Para los que no están al tanto, vengo recientemente de un viaje bastante "trascendental" por el norte argentino. Lo califico así porque la visión que tuve en un momento fue bastante extraña; el verme como un extraño en mi propia tierra la verdad que me pegó bastante. Más allá de los paisajes, que son abrumadores e indescriptibles, lo más impresionante son las personas.
El viaje en sí fue bastante particular, un viaje nómada si pensamos que salimos sin mucha planificación, sin demasiado rumbo y sin demasiada ropa... Pero como si todo estuviese planeado de una forma que no llegáramos a entender, la serie de pequeños momentos que el viaje tenía a cada paso, los personajes con los que nos hemos encontrado, me tiene repensando y replanteandome qué es lo que buscamos como personas y hasta qué punto estamos dispuestos a sacrificar cosas para conseguirlo.

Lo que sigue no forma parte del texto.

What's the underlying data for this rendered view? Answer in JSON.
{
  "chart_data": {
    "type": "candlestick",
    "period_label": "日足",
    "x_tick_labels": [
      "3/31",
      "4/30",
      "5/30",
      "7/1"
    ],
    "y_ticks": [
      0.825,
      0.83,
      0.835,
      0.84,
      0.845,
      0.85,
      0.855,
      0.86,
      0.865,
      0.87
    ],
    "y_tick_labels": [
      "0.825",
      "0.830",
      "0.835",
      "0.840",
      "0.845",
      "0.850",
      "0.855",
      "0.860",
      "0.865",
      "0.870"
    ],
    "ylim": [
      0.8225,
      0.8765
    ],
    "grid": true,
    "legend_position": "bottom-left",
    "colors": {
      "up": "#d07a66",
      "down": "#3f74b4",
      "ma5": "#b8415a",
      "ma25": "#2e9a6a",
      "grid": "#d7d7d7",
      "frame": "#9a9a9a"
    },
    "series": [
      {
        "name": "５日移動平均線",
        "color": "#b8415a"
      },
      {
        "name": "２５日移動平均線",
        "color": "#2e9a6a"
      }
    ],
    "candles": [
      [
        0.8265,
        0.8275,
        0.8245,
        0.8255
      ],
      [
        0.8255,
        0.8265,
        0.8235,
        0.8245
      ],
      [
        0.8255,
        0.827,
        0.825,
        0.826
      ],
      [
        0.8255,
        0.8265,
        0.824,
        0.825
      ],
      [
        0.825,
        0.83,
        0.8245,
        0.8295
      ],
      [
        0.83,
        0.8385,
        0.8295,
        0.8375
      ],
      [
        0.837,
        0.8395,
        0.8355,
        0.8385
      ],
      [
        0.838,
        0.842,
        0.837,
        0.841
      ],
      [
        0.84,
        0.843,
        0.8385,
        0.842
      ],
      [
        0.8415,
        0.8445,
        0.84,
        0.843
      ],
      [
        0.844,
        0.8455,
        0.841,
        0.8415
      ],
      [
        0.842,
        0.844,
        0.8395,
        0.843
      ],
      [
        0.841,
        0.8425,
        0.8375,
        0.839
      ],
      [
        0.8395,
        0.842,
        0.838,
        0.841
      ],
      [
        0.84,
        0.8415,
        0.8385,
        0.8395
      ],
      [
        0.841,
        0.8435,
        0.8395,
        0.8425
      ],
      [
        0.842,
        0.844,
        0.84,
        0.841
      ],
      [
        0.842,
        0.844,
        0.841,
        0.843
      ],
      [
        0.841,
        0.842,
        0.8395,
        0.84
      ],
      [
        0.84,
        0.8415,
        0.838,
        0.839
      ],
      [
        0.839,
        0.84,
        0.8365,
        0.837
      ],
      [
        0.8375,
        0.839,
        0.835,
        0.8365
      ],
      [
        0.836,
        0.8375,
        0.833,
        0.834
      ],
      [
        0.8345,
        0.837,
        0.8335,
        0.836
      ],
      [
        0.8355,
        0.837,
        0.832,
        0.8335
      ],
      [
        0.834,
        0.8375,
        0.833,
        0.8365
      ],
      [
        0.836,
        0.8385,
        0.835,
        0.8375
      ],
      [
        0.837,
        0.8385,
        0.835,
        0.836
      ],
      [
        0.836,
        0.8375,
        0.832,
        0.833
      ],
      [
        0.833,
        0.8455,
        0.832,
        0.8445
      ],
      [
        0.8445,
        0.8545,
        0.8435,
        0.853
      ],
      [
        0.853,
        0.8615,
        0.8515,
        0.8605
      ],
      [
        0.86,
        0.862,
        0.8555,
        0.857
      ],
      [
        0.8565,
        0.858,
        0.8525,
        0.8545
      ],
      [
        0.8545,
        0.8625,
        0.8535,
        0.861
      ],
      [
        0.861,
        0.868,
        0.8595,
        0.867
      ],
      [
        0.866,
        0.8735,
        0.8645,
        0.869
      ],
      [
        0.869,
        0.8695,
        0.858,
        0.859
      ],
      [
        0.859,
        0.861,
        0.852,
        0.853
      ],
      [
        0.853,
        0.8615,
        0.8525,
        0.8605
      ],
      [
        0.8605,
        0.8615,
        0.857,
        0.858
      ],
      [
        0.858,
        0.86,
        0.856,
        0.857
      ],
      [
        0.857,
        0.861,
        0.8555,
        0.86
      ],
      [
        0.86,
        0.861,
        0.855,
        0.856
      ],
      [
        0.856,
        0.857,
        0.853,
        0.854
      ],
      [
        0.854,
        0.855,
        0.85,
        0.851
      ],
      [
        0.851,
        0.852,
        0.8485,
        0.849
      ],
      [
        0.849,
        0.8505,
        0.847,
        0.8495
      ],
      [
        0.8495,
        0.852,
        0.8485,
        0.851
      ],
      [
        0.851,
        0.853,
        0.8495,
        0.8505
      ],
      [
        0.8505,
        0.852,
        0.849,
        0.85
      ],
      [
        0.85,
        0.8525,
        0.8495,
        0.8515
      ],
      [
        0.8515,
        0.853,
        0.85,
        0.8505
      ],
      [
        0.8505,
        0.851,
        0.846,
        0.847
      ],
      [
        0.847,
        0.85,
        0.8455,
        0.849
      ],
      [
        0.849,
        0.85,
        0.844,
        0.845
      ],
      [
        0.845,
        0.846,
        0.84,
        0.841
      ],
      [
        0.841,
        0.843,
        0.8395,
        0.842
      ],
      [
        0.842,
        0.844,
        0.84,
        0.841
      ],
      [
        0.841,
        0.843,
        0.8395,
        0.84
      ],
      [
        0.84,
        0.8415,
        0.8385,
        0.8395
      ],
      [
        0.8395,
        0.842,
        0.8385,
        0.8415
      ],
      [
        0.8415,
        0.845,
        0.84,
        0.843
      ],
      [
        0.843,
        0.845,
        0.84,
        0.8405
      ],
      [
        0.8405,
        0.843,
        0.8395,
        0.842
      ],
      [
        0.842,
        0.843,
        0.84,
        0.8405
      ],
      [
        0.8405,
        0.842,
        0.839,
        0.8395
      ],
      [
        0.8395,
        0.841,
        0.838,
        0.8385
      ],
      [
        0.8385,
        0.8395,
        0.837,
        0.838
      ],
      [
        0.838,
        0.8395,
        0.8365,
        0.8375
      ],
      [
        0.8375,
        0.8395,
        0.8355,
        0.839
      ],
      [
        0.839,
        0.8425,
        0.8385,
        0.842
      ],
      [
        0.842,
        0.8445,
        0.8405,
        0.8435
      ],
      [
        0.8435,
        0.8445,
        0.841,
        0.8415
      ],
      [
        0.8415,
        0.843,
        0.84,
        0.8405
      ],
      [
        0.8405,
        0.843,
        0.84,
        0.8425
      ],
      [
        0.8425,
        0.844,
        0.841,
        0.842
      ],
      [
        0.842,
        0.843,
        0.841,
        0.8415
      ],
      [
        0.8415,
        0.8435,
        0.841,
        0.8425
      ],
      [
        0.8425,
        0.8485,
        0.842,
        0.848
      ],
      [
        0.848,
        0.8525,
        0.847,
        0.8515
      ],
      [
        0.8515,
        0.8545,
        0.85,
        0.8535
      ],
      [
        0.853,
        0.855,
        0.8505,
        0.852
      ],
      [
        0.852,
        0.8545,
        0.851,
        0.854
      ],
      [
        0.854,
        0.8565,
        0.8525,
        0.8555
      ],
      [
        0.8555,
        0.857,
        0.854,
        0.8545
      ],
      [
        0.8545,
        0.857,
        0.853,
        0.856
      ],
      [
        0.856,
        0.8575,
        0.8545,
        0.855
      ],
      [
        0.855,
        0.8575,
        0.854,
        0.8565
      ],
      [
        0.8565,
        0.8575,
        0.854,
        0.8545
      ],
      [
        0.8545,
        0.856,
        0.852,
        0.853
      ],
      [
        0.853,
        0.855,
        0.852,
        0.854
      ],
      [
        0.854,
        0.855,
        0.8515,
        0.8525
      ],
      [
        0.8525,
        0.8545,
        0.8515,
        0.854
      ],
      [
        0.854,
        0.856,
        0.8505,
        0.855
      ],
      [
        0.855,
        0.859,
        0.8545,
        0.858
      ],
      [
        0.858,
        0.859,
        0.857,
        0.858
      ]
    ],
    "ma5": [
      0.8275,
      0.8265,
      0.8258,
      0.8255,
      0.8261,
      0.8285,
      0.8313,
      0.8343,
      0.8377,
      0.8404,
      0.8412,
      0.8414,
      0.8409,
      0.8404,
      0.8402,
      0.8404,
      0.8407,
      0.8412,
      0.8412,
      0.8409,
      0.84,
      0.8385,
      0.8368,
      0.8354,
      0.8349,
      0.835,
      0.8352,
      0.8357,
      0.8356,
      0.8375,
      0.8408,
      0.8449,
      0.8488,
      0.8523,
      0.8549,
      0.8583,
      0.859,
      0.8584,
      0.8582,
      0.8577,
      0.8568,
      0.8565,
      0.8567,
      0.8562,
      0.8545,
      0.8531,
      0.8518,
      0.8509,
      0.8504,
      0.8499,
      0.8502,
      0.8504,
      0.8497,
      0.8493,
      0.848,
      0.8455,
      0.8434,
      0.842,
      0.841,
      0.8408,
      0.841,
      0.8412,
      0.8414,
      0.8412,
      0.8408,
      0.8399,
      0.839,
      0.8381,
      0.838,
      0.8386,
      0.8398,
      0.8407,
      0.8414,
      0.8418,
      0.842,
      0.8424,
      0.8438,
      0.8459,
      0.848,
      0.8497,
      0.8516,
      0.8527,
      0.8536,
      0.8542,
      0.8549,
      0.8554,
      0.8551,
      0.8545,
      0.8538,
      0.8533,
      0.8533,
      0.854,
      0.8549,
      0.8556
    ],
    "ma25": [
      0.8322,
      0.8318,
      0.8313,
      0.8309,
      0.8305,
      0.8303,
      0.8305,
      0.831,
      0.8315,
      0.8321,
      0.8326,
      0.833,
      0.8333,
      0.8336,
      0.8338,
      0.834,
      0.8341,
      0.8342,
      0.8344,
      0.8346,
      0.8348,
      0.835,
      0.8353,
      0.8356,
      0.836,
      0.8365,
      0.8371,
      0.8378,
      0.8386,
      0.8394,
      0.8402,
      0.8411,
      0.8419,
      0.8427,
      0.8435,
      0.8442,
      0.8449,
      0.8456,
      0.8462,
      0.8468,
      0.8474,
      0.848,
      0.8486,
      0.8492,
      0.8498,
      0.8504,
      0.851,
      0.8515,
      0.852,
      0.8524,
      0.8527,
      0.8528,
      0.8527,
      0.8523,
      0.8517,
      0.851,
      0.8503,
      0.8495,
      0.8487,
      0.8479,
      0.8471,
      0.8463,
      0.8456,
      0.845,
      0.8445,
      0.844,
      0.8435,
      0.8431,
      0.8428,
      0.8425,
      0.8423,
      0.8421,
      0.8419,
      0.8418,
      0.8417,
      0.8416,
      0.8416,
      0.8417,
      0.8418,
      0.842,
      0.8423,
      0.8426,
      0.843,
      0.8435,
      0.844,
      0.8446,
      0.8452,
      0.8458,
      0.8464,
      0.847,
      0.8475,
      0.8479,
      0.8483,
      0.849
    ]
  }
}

La sencillez, el detenernos un segundo a pensar qué es lo que le pasa al otro, y la escala de valores, son cosas que parecieran no existir en las grandes ciudades, donde nos distraemos con todo, desde la tele hasta internet, desde un teléfono celular hasta un sinnúmero de objetos innecesarios por los que nos clasificamos, nos elegimos y nos prejuzgamos.
Allá existen otros tiempos, otros entretenimietos, otra calidad de vida. Un lugar que alberga a un argentino viviendo en Suecia desde hacía 32 años, pero que siempre vuelve a sus orígenes y sigue hablando el español con el mismo acento que se llevó desde acá, al cual no le creíamos una palabra de lo que decía hasta que conocimos a sus hijos...
Allá cuando un turista se pierde, toma otra curva y termina haciendo 32km por terreno de ripio y canto rodado en el medio de la montaña, un criador de corderos está al final del camino, dispuestos a invitarnos a su casa, a tomar unos mates con algunos yuyos y mucha azúcar para entrar un poco en calor, a hacernos parte de su vida, sus costumbres y su historia.
Pero sin embargo pensamos que nosotros vivimos bien, teniendo un auto más caro del que podemos mantener, a veces más caro que nuestra propia casa, mostrándonos por lo que tenemos y no por lo que somos y fundamentalmente compitiendo... siempre compitiendo hasta con nuestros propios hermanos...
Así que es un buen momento para detenernos, para respirar hondo y pensar. Un momento para rearmar algo con un nombre raro llamado "escala de valores". Entender que a veces la persona que tenemos en frente tiene sus propios problemas y sus propios malestares es una buena forma de entendernos a nosotros mismos...

2 respuestas:
Hola no se como estoy aca pero creo que sos el hijo de Noemì, asi que nada mandale un beso... suerte !!
Muy bueno tu blog...
Bye...
Flor
2.0 full full lo tuyo eeeee jajaj q lindo el norte, un viaje pendiente que tengo.